In class Sunday night I wrote a piece of dialogue from 'Mom's Story' and I'm thinking I'd like to expand on that for the assignment.  To that end, I've been reading and re-reading the text of a presentation my sister Cathy and I created some eight years ago, chronicling our journey with Mom through those early months of Alzheimer's disease.  We called our presentation, "Sincerely Irene -- Thelma and Louise do Alzheimer's".  I think we presented our work maybe ten times between 2003 and 2005, always to rave reviews! 
Reading through the text now stirs up a soft sadness along with flood of memories rich with poignancy and love.  What a long, sad and challenging journey it was, yet Cath and I managed to laugh -- A LOT! -- and find the gems amongst the rubble of it all.  I suppose that was the key to my survival -- the laughter.  Cath has always been able to make me laugh and prevent me from taking myself and life too seriously.  It's what I cherish most about her.  Oh make no mistake,  we've cried and cursed and cringed in fear together too, but it's the laughter, that fall on the floor, pee my pants kind of laughter, that has been the life saver. 

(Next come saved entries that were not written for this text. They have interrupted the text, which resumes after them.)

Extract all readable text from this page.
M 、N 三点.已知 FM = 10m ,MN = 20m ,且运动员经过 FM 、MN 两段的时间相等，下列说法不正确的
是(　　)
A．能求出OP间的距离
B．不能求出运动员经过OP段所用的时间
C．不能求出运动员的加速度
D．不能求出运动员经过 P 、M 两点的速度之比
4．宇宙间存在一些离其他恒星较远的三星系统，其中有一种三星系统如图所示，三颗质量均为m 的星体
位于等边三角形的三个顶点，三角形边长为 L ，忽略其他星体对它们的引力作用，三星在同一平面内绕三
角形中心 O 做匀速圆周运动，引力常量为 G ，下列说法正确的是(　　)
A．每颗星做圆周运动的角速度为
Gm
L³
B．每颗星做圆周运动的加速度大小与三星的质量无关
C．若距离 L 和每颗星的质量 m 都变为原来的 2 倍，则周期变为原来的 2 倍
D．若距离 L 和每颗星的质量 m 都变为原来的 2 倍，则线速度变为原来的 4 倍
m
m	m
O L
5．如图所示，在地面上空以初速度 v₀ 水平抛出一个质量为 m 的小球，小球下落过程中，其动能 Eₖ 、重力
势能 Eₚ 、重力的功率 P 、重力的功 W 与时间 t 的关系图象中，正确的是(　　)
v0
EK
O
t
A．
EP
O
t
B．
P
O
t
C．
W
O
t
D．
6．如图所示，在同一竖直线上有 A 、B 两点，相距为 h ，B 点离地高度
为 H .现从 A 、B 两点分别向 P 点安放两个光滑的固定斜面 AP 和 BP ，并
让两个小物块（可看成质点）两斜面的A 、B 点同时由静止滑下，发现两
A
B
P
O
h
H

Like the time just after Mom had broken her hip, and of cousrse just as we were just beginning to get caught up in the tangles of dementia.  It was in that first week and we were very tired and somewhat shell shocked by the week's revelations.  Mom was supposed to be non-weight bearing, but we hadn't acquired a wheelchair yet, so we were assisting her walk to my car, both of us focussing very intently on Mom.  We were so worried she would slip and fall.  There was a little skiff of snow on the ground so we were verbally cueing her every step, "Now, careful Mom, there's a bit of snow here. That's it. You're doing fine."  Then it happened!  No, Mom did not stumble. Cathy did!  She tripped over the curb.  There was maybe a two second silent pause before we caught sight of each other, then we both let go of Mom and fell to the ground, all the pent up tension of the week pouring out of us in laughter.  I managed not to pee myself, but only just! I remember looking up at Mom and glimpsing one of those moments of clarity that I would soon learn to cherish and celebrate.  Mom was standing there, looking at us with a profound look of exasperation, yet a twinkle in her eyes. "I thought I was the one who needed help.  You girls are impossible!"  She laughed with us (or was that at us?) and then said, "Come on now you two, we can't stay here all day."
And indeed we couldn't, though I truly wanted to stay there in bright winter sunshine, ignoring the gathering clouds warning of the storms to come.  We were entering the strange and troubling world of Alzheimer's disease and eldercare.  Nothing and nobody could stop this from happening. 
Fasten your seatbelts -- it's going to be bumpy ride.